Den Kontrast, aufregende Zukunftstechnologie in fast altmodischer Weise zu präsentieren, beherrscht Bastiaan Woudt meisterhaft.

(Foto: © Bastiaan Woudt)

Schlicht, skulptural, immer schwarz-weiß - das sind die Fotografien des niederländischen Künstlers Bastiaan Woudt. Derzeit sind sie in Berlin zu sehen, hier hat er mit ntv.de über neue Arbeiten mit KI und seine Inspirationsquellen gesprochen.

Wer einmal eine Fotografie von Bastiaan Woudt gesehen hat, vergisst sie nie mehr. Schwerelos scheinen die Models im leeren Raum zu schweben, riesige Hüte, manchmal gleich zwei, unterstreichen den skulpturalen, fast abstrakten Charakter. Dank seiner reduzierten Eleganz sind seine Porträtfotografien unverwechselbar.

Der Künstler, so, wie er auch seine Modelle fotografiert.

Der Künstler, so, wie er auch seine Modelle fotografiert.
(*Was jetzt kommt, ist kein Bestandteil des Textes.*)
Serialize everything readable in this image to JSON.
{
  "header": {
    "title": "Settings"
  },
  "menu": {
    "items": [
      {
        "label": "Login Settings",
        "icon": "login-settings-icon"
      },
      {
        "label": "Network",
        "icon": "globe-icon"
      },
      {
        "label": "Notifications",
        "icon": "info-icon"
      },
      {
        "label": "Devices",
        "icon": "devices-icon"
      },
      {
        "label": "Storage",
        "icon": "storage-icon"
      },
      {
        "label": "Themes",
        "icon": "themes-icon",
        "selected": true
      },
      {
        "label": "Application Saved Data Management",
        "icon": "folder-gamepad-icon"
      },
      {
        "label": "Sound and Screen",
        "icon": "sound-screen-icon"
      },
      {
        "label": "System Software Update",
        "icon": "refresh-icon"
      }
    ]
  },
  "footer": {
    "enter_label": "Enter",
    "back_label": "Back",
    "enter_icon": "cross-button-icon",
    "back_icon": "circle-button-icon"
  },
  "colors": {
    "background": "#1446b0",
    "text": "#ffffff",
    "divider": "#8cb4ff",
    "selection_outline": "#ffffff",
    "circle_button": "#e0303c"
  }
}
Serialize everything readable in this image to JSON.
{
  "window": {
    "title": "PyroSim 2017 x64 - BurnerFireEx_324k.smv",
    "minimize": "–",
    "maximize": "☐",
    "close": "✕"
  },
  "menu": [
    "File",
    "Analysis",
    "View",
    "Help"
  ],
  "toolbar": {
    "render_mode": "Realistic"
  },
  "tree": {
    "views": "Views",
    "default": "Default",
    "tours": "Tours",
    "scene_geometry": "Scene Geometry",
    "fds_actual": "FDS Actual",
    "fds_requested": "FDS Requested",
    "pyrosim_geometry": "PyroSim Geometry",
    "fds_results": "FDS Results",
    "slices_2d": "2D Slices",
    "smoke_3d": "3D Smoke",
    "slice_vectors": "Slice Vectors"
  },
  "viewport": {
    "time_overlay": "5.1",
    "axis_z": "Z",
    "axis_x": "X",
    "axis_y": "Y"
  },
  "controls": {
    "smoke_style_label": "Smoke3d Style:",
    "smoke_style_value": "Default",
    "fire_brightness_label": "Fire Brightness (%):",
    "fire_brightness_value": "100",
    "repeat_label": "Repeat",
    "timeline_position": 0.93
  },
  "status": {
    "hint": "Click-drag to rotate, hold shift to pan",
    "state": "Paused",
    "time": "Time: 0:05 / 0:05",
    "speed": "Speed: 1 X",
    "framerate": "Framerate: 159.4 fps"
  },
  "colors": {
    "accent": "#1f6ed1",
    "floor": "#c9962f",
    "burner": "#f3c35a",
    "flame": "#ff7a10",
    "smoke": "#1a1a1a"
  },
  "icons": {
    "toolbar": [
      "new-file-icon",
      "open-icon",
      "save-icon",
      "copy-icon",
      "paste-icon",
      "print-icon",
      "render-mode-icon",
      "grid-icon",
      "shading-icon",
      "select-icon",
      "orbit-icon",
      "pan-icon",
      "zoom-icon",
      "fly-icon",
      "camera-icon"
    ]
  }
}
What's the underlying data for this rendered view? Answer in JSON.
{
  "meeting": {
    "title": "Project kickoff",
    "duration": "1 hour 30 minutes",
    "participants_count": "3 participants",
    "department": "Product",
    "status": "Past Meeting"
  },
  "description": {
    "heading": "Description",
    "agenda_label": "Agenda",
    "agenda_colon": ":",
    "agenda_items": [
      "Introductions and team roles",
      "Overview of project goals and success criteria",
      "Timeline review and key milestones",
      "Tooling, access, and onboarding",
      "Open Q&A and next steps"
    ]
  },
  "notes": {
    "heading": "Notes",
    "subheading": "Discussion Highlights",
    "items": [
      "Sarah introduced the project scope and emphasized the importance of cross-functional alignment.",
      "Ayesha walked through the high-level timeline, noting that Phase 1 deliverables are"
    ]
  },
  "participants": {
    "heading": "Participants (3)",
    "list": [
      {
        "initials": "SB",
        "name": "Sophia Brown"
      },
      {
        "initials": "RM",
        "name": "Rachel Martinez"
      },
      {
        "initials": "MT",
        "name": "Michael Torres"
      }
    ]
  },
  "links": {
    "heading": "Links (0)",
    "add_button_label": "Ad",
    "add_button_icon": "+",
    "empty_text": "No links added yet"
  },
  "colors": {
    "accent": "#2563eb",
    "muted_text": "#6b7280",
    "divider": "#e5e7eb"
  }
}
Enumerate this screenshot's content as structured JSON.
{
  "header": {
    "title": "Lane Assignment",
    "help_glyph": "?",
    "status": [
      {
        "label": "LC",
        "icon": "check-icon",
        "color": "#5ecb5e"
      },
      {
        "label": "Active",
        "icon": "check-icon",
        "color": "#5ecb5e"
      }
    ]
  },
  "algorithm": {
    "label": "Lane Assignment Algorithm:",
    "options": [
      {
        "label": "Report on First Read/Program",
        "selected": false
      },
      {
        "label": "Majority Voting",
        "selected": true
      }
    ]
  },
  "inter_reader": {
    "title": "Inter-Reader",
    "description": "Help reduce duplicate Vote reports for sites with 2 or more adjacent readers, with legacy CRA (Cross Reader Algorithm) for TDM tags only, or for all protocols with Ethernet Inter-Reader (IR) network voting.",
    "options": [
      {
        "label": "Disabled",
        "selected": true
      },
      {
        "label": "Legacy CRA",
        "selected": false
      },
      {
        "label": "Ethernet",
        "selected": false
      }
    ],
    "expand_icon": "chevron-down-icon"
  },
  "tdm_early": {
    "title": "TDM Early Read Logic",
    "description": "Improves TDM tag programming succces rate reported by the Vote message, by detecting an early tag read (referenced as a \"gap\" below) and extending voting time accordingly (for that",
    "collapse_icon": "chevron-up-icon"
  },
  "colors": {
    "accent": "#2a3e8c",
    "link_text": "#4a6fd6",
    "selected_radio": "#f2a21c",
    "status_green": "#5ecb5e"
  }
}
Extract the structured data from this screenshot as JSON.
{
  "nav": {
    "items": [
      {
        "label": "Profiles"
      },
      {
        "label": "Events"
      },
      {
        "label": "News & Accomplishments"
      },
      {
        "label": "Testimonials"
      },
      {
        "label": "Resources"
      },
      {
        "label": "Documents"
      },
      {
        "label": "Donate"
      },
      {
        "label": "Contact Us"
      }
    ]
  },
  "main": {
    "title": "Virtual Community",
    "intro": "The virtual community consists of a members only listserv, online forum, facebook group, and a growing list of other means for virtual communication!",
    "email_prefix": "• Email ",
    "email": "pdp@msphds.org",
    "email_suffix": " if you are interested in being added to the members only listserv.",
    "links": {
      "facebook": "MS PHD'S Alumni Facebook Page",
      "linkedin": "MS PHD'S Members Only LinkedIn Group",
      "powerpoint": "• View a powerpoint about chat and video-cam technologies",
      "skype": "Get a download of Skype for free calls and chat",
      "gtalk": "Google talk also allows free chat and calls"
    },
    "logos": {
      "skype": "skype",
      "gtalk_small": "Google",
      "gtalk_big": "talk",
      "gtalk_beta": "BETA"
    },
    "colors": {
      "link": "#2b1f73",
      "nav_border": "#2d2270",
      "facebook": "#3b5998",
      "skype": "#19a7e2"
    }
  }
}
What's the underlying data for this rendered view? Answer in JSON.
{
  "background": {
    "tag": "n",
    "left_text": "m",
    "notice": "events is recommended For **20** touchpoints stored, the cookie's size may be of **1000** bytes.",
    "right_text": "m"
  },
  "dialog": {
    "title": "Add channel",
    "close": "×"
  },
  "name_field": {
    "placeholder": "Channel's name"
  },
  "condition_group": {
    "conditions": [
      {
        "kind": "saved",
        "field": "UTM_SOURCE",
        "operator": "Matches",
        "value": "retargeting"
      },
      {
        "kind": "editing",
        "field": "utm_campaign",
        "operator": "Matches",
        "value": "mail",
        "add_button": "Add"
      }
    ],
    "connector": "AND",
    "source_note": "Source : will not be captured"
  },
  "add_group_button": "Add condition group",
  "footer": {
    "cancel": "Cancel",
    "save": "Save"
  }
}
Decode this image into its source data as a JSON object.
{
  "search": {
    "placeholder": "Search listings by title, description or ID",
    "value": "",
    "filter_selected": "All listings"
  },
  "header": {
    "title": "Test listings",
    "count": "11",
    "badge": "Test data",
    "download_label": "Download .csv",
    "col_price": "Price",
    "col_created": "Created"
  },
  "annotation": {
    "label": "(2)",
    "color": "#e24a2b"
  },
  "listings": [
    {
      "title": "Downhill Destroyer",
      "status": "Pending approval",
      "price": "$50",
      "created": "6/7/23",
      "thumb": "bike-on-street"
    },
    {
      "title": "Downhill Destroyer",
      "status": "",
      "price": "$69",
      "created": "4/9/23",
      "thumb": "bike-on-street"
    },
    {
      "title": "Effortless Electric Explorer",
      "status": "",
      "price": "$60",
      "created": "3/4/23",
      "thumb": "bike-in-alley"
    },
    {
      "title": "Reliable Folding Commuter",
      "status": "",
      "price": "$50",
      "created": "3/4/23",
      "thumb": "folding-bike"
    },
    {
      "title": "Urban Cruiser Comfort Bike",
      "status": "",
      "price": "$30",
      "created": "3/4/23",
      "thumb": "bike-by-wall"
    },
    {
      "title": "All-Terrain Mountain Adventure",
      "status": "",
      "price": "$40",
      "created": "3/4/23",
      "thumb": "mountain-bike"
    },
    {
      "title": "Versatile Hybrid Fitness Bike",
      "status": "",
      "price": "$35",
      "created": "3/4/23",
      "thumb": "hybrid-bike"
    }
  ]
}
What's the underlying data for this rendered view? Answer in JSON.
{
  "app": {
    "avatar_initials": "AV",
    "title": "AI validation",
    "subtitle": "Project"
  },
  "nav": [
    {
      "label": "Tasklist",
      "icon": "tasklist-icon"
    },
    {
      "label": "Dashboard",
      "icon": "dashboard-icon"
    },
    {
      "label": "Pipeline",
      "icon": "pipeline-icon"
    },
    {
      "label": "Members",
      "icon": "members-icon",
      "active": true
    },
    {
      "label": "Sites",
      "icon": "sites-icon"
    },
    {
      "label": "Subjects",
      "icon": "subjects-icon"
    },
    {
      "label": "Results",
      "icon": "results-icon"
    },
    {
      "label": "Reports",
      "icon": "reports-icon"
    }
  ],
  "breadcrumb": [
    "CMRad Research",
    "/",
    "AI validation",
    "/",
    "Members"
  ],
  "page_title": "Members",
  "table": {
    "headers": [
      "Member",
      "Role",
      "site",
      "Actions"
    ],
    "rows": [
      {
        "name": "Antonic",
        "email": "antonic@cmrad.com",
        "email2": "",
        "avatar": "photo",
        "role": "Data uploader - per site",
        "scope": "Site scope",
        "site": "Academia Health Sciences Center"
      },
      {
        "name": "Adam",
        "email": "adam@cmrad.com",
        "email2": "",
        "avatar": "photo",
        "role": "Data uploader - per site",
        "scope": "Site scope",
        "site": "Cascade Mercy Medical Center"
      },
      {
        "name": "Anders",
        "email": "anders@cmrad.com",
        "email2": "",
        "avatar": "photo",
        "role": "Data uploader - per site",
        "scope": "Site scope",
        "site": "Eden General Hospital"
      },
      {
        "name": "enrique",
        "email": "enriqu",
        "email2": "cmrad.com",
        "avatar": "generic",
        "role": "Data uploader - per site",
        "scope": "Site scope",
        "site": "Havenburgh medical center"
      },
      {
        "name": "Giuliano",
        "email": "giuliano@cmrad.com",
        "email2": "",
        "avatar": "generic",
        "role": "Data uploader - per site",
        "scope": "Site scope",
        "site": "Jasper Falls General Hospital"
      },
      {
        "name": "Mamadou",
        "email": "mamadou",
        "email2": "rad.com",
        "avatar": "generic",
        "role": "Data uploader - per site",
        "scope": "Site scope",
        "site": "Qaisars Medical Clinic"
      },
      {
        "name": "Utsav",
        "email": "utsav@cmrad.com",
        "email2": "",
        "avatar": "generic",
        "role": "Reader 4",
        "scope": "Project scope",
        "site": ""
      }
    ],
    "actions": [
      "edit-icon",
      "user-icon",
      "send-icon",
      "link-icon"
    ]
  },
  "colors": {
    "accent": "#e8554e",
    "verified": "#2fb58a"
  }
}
(Foto: Philippe Vogelenzang)

Dabei ist es egal, ob Woudt die Menschen für Modehäuser wie Chanel, Magazine wie "Vogue" oder auf privaten Reisen in Nepal, Marokko oder anderswo porträtiert - seine Handschrift, an der er in seinem Amsterdamer Studio feilt, ist ausbalanciert und unverkennbar. In der Ausstellung "Rhythm" in der Berliner Galerie Jaeger Art kann man sich aktuell von seiner Dynamik und der Balance seiner Fotografie voller klarer Formen und dramatischer Momente verführen lassen.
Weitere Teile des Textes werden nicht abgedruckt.